= Liudas Jakavicius-Grimalauskas =

Lithuanian pianist, composer and theatre director

Liudas Jakavičius-Grimalauskas (10 August 1910, Riga, Latvia – 3 July 1998, Buenos Aires, Argentina) was a Lithuanian pianist, composer and theatre director. He was son of the writer and banker and Liudvikas Jakavičius and of Honorata Grimalauskaitė-Jakavičienė, daughter of .

==Early life==
Liudas Jakavičius-Grimalauskas was the son of Lithuanians, but he was born in Riga, Latvia where his father had all his business. The Jakavičius-Grimalauskas family was one of the most prominent families in Latvia.
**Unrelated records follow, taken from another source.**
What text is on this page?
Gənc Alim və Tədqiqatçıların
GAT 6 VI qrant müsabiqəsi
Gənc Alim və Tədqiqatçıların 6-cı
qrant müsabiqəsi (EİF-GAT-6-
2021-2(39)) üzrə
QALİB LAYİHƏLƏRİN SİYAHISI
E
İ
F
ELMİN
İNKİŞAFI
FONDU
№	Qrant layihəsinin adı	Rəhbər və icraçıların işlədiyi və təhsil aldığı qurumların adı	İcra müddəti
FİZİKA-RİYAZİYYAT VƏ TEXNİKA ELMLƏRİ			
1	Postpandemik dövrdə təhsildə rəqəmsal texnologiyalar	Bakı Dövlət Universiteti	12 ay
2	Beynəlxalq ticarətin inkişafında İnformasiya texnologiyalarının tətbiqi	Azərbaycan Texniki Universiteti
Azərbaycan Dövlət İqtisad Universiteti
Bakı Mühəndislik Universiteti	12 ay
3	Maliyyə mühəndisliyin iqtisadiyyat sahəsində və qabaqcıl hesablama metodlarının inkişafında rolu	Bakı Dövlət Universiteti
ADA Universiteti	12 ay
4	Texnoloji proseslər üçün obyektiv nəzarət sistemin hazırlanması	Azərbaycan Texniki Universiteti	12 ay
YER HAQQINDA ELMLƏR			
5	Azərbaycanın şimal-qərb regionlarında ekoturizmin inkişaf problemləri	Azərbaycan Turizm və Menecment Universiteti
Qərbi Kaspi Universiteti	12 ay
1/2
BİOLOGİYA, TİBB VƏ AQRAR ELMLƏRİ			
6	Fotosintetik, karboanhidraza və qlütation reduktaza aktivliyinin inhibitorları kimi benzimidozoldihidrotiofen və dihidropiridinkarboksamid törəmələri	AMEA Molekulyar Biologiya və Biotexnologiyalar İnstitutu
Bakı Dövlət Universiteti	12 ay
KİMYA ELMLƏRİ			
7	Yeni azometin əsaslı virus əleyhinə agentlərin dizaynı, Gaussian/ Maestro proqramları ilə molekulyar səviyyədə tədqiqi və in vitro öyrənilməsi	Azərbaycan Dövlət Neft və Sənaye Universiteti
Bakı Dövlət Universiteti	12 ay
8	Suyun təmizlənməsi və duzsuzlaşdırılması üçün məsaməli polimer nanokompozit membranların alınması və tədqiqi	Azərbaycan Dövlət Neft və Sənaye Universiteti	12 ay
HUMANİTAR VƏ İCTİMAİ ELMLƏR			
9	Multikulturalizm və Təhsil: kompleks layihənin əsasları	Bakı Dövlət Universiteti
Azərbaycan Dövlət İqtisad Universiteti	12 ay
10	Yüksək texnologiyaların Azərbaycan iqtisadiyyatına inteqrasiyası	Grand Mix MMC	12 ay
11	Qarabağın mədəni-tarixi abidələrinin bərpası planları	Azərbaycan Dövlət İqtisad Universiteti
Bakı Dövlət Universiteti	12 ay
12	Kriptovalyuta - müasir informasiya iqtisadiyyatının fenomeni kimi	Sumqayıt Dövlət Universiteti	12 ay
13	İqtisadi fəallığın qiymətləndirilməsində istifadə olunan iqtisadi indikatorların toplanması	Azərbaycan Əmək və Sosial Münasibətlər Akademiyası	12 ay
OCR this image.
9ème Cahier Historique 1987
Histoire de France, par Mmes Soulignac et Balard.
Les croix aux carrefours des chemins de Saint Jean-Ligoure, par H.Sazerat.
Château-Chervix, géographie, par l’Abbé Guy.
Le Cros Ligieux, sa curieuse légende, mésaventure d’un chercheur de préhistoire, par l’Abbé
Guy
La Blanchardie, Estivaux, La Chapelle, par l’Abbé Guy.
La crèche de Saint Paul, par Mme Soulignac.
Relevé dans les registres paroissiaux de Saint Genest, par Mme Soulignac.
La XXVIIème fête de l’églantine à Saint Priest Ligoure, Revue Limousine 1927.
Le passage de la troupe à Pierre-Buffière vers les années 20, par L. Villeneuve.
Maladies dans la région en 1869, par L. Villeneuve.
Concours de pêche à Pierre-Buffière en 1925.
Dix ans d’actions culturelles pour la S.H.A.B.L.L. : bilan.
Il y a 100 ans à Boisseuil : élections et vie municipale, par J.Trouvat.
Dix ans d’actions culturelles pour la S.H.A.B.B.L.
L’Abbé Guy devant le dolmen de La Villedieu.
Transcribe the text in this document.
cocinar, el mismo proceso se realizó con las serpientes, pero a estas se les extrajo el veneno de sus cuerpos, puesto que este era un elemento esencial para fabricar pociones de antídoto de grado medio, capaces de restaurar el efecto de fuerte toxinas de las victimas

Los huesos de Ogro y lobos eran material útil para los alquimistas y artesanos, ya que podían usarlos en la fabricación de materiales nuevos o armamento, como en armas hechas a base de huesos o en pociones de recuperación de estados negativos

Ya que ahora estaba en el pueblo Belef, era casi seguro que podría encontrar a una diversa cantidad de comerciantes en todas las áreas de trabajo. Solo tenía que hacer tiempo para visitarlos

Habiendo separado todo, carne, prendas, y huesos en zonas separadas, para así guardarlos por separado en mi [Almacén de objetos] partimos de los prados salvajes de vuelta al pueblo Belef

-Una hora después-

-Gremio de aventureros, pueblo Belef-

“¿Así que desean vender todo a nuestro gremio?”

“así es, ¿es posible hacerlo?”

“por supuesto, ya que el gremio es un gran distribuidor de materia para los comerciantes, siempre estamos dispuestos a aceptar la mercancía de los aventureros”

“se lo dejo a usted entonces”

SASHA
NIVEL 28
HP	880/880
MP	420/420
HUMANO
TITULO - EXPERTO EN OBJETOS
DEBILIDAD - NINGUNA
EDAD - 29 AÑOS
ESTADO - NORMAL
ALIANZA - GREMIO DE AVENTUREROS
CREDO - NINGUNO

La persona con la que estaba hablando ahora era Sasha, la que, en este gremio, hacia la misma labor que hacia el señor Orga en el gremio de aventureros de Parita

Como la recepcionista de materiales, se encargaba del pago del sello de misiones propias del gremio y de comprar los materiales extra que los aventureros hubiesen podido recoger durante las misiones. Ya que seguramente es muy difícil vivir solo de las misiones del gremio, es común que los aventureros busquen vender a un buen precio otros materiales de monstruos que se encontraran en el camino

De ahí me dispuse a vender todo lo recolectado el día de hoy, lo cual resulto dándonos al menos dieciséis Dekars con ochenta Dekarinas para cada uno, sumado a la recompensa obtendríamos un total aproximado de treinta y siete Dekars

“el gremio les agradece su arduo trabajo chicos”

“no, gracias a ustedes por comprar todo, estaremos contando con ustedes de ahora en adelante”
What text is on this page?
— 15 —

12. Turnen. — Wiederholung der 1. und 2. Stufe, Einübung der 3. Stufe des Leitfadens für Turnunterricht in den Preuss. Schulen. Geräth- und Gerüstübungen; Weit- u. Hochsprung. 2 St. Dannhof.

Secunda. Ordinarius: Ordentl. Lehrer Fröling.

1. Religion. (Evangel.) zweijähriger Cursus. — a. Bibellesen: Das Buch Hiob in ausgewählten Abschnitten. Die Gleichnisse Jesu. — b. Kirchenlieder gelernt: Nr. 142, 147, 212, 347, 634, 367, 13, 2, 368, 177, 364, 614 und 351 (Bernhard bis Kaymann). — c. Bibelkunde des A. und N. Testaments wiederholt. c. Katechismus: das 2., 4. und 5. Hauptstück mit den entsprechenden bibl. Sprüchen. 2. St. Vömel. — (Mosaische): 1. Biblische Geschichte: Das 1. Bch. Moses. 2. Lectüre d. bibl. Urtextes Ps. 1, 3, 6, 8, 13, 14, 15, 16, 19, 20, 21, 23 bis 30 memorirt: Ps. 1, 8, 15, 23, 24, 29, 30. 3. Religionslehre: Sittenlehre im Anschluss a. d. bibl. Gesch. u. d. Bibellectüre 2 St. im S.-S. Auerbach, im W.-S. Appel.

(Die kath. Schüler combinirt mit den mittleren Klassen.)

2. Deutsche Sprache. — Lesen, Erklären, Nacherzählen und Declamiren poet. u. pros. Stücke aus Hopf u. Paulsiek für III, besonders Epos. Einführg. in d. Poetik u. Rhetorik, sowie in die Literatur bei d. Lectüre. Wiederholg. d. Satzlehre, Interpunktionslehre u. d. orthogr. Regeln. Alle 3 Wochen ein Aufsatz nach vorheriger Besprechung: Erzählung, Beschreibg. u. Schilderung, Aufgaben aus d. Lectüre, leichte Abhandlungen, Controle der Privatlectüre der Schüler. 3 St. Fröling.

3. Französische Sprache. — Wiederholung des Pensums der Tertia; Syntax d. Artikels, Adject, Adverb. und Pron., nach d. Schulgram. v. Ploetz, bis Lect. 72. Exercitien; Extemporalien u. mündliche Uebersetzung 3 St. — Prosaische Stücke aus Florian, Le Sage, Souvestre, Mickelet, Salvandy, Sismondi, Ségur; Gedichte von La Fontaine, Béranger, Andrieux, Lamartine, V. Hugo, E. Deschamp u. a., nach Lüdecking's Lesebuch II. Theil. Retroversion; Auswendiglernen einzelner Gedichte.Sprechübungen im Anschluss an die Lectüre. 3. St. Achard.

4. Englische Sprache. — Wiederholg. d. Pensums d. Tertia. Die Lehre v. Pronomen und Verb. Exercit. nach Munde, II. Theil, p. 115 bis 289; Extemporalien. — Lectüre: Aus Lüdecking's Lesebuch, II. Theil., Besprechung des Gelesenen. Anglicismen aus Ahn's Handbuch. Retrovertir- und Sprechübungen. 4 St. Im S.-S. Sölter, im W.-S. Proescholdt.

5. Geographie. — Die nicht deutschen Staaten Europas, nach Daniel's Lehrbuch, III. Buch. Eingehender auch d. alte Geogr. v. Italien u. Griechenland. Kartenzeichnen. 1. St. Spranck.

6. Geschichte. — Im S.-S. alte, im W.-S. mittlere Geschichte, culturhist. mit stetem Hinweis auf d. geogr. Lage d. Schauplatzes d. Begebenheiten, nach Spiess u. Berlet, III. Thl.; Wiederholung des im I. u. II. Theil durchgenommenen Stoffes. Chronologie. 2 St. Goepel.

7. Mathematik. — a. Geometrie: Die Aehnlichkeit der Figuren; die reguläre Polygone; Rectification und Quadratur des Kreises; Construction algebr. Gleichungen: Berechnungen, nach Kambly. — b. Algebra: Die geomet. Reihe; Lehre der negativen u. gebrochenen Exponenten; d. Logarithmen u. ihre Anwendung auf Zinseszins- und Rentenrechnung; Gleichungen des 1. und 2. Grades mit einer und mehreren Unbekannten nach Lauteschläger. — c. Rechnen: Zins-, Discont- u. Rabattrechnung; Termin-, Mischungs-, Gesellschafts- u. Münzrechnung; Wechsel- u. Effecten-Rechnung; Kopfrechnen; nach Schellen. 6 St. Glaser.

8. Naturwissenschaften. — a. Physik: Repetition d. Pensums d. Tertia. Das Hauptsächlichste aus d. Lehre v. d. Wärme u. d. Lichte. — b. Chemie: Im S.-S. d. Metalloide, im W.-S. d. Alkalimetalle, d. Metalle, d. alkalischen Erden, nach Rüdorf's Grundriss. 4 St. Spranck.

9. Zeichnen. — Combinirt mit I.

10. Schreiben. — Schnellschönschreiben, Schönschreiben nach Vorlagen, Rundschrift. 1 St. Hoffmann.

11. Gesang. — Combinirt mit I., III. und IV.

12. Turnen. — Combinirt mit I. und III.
Liudas Jakavičius-Grimalauskas began studying drama and music with private tutors at the age four and graduated as pianist from the Lithuanian Academy of Music and Theatre (Kaunas Conservatoire). He was a disciple of the noted composer, pianist and educator Dmitry Kabalevsky.

==Career to 1940==
From 1926 to 1940 he worked as theatre director in the Šiauliai Drama Theatre and as a pianist in radio (Kaunas Radio and Šiauliai Radio) and with different orchestras and bands, giving concerts throughout Northern Europe (Germany, Poland, Lithuania, Latvia, Estonia, Finland, Sweden and Norway), earning recognition as a musician in his home country and abroad. During this period (1926–1940) he was pianist of the Kaunas Laisvės Philharmonic, Lithuanian National Opera and Ballet Orchestra, Hofmekleris Orchestra, Concert Capella (band), and Pomerancas Orchestra (band). In 1933 he composed the first Lithuanian tango, called "Sutemos tango".

==Wartime==
With the invasion of Lithuania by Nazi Germany in 1941, he was designated president of the Šiauliai Drama Theatre until the government sent a new permanent president. After his presidency of the Šiauliai Drama Theatre, he worked for the German Army as translator because of his fluency in eight languages (Lithuanian, Latvian, German, Polish, Czech, Italian, Spanish and Russian).

==Postwar career==
After the end of World War II in Lithuania, which was annexed by the Soviet Union, he moved to Italy in 1944, where he married Gražina Janavičienė-Jakavičienė, aunt of the Lithuanian businessman Zenonas Janavičius. In 1948 he moved with his wife to Argentina, where he worked as a pianist in various radio stations such as Radio Splendid, Radio El Mundo and Radio Rivadavia. Also he worked as a pianist in the famous Alvear Palace Hotel.

==Later life==
Due to poor health, he formally retired from music in 1967. He died on 3 July 1998 in Buenos Aires, Argentina. He is survived by his daughters and his grandson. His daughters are the actress, singer and composer Marcia Bell and the model, fashion designer, businesswoman and writer Carla Rigg. His grandson is the lawyer and culture promoter Liudvikas Jakavicius-Grimalauskas, son of Carla Rigg who decided to conceive him as single mother.